NAME
polyester_polyA.pl - A Perl application for enhancing the polyester RNA sequencing simulation tool.
VERSION
version 0.02
SYNOPSIS
polyester_polyA.pl [options]
DESCRIPTION
The purpose of the application is to enhance the polyester RNA sequencing simulation tool by including polyA tails in the reference RNA being used to generate the simulated sequencing data. The application is a wrapper around the R package polyester, which only accounts for the processes of fragmentation, reverse complementation and sequencing when generating data. Note that the Perl application does not (at this moment) include the possibility of passing logspline R objects as parameters to the R script and the the polyester "simulate_experiment" function. The command line options are the same as the ones in the polyester R package, with the exception of: * The addition of the --taildist option, which is mandatory and specifies the tail distribution to be used. * The addition of the --distparams option, which is mandatory and specifies the parameters of the distribution. * The addition of the --maxseqs option, which is optional and specifies whether to break the single fasta file generated by the application into multiple files of a specified maximum number of sequences. * The addition of the --modformat option, which is optional and specifies the format for storing modifications (one of JSON, YAML, or MessagePack). * BONUS: provide a R script that can be used to control the polyester simulation process from the command line (polyester.R) All other parameters have the same interpretation and semantics as in the polyester R package.
OPTIONS
- --bias, -b [STRING]
-
Fragment selection bias (optional).
- --distparams, -P [FLOAT1 FLOAT2 ...]
-
Distribution parameters (mandatory, list of numeric values).
- --errormodel, -e [STRING]
-
Error model (optional).
- --errorrate, -E [FLOAT]
-
Error probability (optional).
- --fastafile, -f [PATH]
-
Fasta file path (mandatory).
- --fcfile, -c [PATH]
-
Fold change file path (optional).
- --fraglen, -F [INTEGER]
-
Fragment length (average) (optional).
- --fragsd, -S [INTEGER]
-
Fragment length (standard deviation) (optional).
- --gcbias, -g [INTEGER]
-
GC bias (optional).
- --modformat, -m [INTEGER]
-
Case insensitive format for storing modifications (one of JSON, YAML, or MessagePack) (optional).
- --maxseqs, -m [INTEGER]
-
Maximum sequences per file (optional).
- --numreps, -n [INTEGER1 INTEGER2 ...]
-
Number of replicates in each group (optional, list).
- --outdir, -o [PATH]
-
Path to output directory (optional).
- --paired, -p [TRUE|FALSE]
-
Paired reads (optional).
- --readlen, -R [INTEGER]
-
Read length (optional).
- --readsfile, -r [PATH]
-
Reads per transcript file path (optional).
- --seed, -d [INTEGER]
-
Random seed (optional).
- --strandspec, -s [TRUE|FALSE]
-
Strand specificity (optional).
- --taildist, -t [STRING]
-
Tail distribution (mandatory).
- --writeinfo, -w [INTEGER]
-
Save simulation info (optional).
EXAMPLES
polyester_polyA.pl --fastafile myseq.fasta --taildist gamma \
--distparams 125.0 1.0 0.0 250.0 --fraglen 100 --fragsd 10 \
--numreps 1 --strandspec TRUE --readlen 75 --paired F \
--maxseqs 1000 --modformat YAML --outdir /path/to/output
TODO
Add the possibility of passing logspline R objects as parameters to the R script and the polyester "simulate_experiment" function.

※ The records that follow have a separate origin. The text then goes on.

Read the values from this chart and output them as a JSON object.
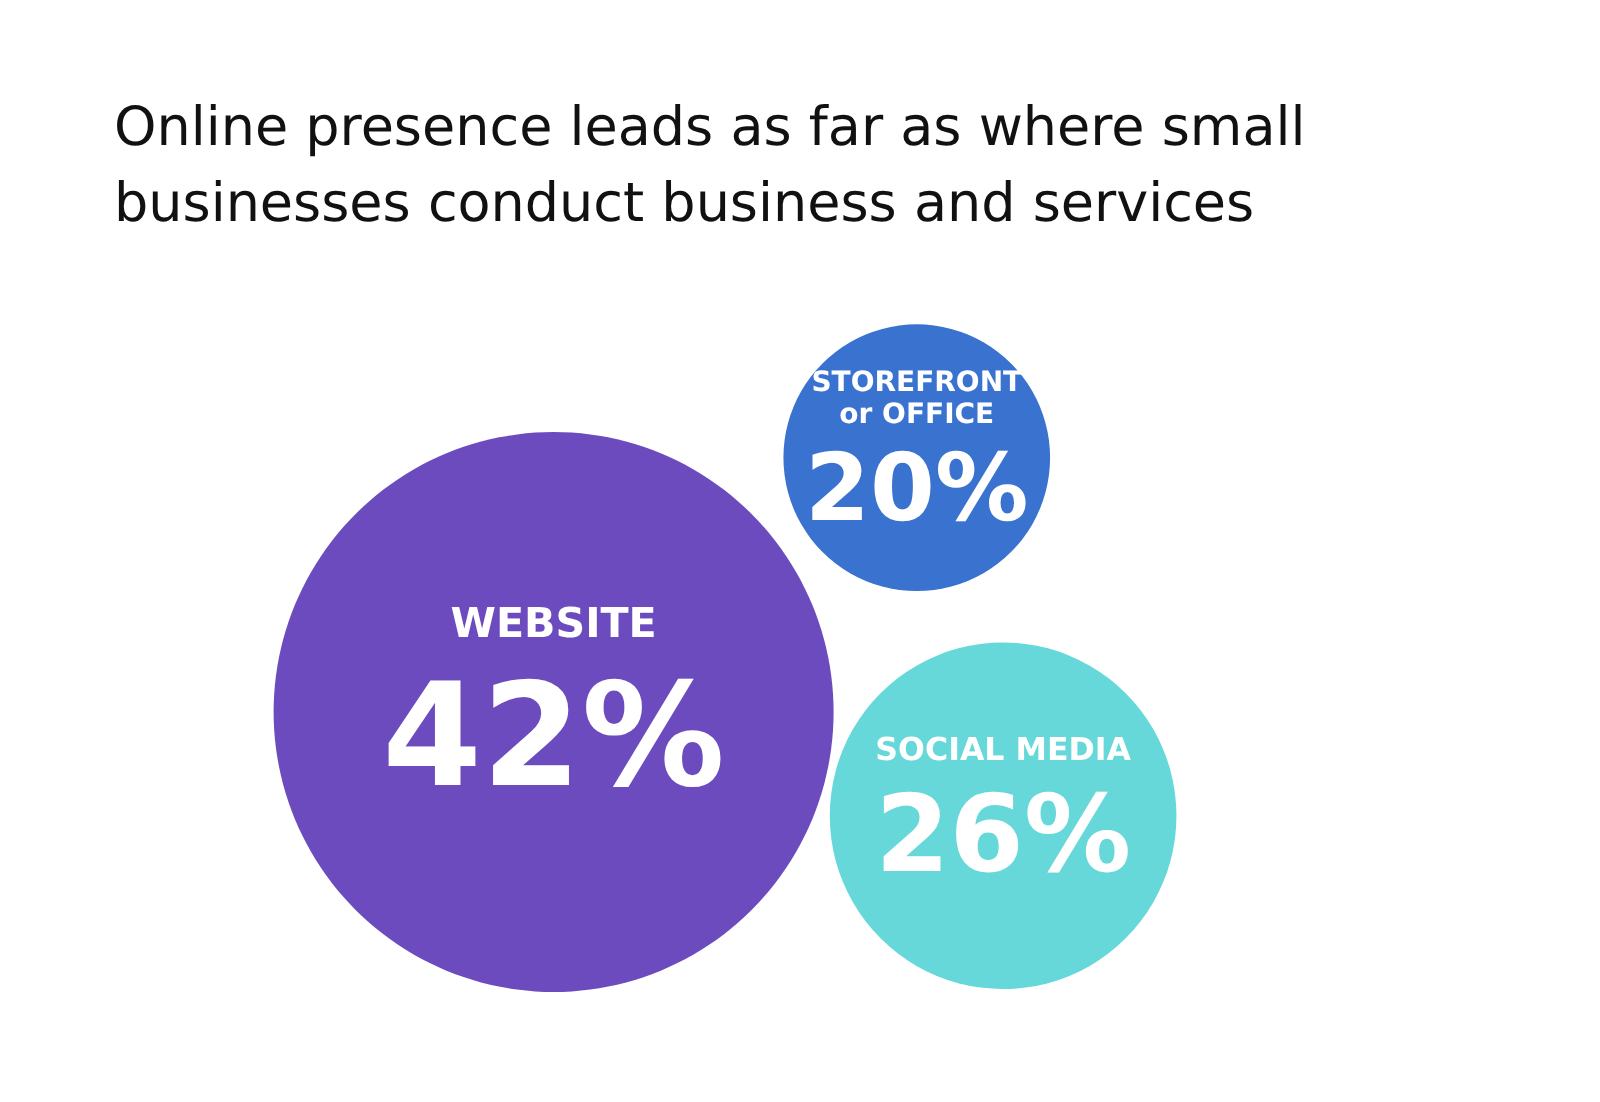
{
  "chart_data": {
    "type": "other",
    "title": "Online presence leads as far as where small businesses conduct business and services",
    "categories": [
      "WEBSITE",
      "STOREFRONT\nor OFFICE",
      "SOCIAL MEDIA"
    ],
    "values": [
      42,
      20,
      26
    ],
    "value_labels": [
      "42%",
      "20%",
      "26%"
    ],
    "colors": [
      "#6b4bbd",
      "#3a72cf",
      "#66d8d9"
    ]
  }
}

Add the possibility of adding UMI tags to sequences.
Add the possibility of adding sequencing adapters to sequences.
SEE ALSO
-
Polyester is an R package designed to simulate RNA sequencing experiments with differential transcript expression.Given a set of annotated transcripts, Polyester will simulate the steps of an RNA-seq experiment (fragmentation, reverse-complementing, and sequencing) and produce files containing simulated RNA-seq reads. Simulated reads can be analyzed using your choice of downstream analysis tools. Polyester has a built-in wrapper function to simulate a case/control experiment with differential transcript expression and biological replicates. Users are able to set the levels of differential expression at transcripts of their choosing. This means they know which transcripts are differentially expressed in the simulated dataset, so accuracy of statistical methods for differential expression detection can be analyzed.

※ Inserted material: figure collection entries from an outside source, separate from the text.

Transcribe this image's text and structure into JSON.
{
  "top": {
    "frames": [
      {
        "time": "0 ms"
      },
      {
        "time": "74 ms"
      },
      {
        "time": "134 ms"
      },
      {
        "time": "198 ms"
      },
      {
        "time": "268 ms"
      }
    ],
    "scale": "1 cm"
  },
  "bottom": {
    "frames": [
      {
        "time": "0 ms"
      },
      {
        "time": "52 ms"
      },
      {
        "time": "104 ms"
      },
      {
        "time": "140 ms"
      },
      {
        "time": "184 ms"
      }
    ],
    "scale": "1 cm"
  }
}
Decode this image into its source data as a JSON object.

Polyester offers several unique features:
* Built-in functionality to simulate differential expression at the transcript level * Ability to explicitly set differential expression signal strength * Simulation of small datasets, since large RNA-seq datasets can require lots of time and computing resources to analyze * Generation of raw RNA-seq reads, as opposed to alignments or transcript-level abundance estimates * Transparency/open-source code
AUTHOR
Christos Argyropoulos <chrisarg@cpan.org>
COPYRIGHT AND LICENSE
This software is copyright (c) 2024 by Christos Argyropoulos.
This is free software; you can redistribute it and/or modify it under the same terms as the Perl 5 programming language system itself.